Moniz is director of responsible investing at London-based Acadian Asset Management and advisor to the Bank of England as a member of the Artificial Intelligence Public-Private Forum.
He says there has also been great interest from clients in Australia about dissecting modern slavery concerns.
The key issue is mapping out supply chains, which is also crucial for verifying claims on emissions.
Investors and fund managers need to digest an avalanche of information from company filings, press releases, sustainability reports, climate plans, briefings about company results and annual general meetings.
A method called natural language processing can automatically decipher claims on any issue of concern.
When chief executives talked about the impact of mining on Indigenous sites, for example, the AI tool would pick up if they were being cagey or non-committal.
“You train the model to understand language, including responses to questions,” Moniz says.
“The way the algorithm works is that it looks at what an analyst is asking and tries to predict a sensible response that management should perhaps give.”
The actual response is compared with the prediction, looking for cues that suggest evasion.
On climate, market leaders should provide detailed responses with dates and numbers to back up their targets, while green-washers might be vague or deceptive, Moniz says.
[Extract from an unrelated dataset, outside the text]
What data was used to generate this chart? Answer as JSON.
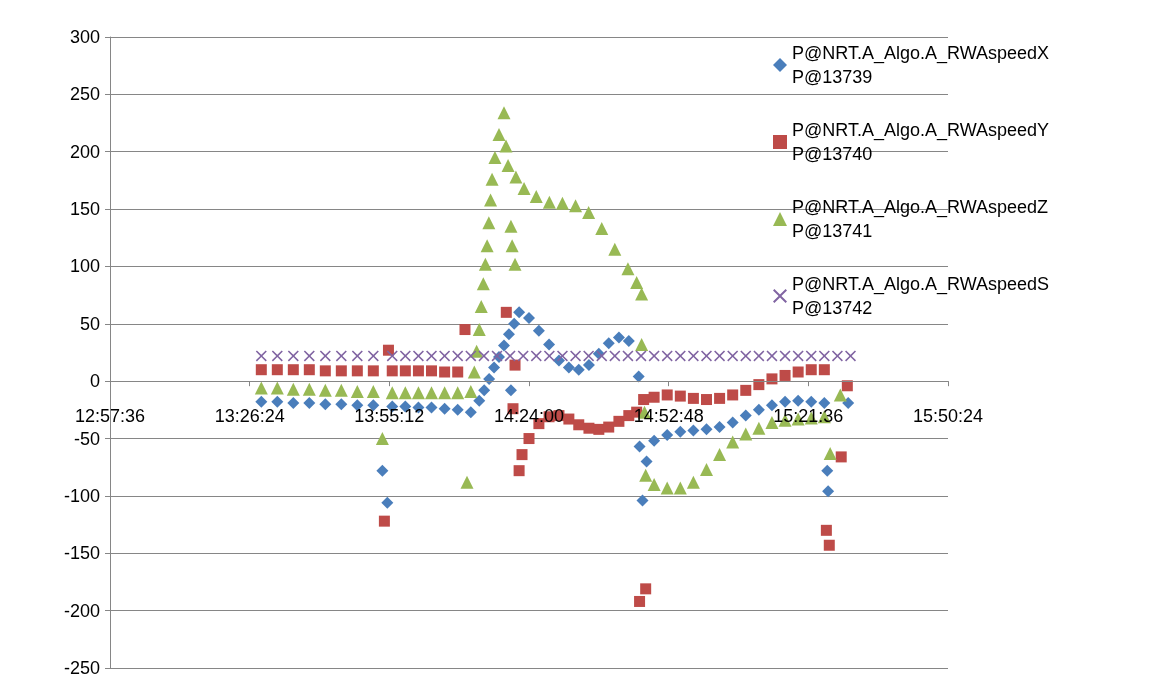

“AI can also identify when companies use qualifier statements, where a company talks about something but hedges its language and uses caveats – that’s an example of a linguistic marker associated with greenwashing.”
Assets managed using a responsible or ethical framework have hit $1.54 trillion – a record for Australia, a Responsible Investment Association Australasia-EY report released on Monday found.
EY partner Emma Herd expects further increases as ESG gets “hard-wired” into investment management.
“It’s going to be increasingly difficult to say, ‘no we are not managing for these issues at all’,” she tells AAP.
Funds must properly identify and manage sustainability on climate risk, energy use and financial performance and, increasingly, must also respond to the needs of clients who want more action.
Herd says that could include cutting all exposure to fossil fuels, screening out gambling firms or arms manufacturers, or looking for firms that had a positive impact.
Some $726 billion in assets under management are being used by fund managers to agitate for change on ESG issues, up 54 per cent from a year earlier.
Herd says there is consensus across the financial sector that mandatory disclosure is needed to support well-informed decisions on risk and investment.
Increasingly, the need for clear rules and definitions is being recognised across many sectors.
“What do we mean by sustainable, what do we mean by responsible investment, and the building blocks of good disclosure on ESG? One of the challenges cited constantly is data availability and quality,” Herd says.
The Investor Group on Climate Change last year released a plan for mandatory financial disclosure on climate risks, while change has been signalled by the Albanese government.
“That is definitely something the government can and should be doing,” Herd says.
Global accounting standards are already pushing in the same direction and will need to be integrated into Australian reporting.
Australia’s competition watchdog has made it clear that false claims on climate credentials create a competitive advantage and will be dealt with under its remit.
Although the focus is on climate, Ms Herd says other social issues are coming to the fore for responsible investors.
The mismanagement of cultural heritage sites, gender diversity and workplace performance are impacting on ASX-listed companies.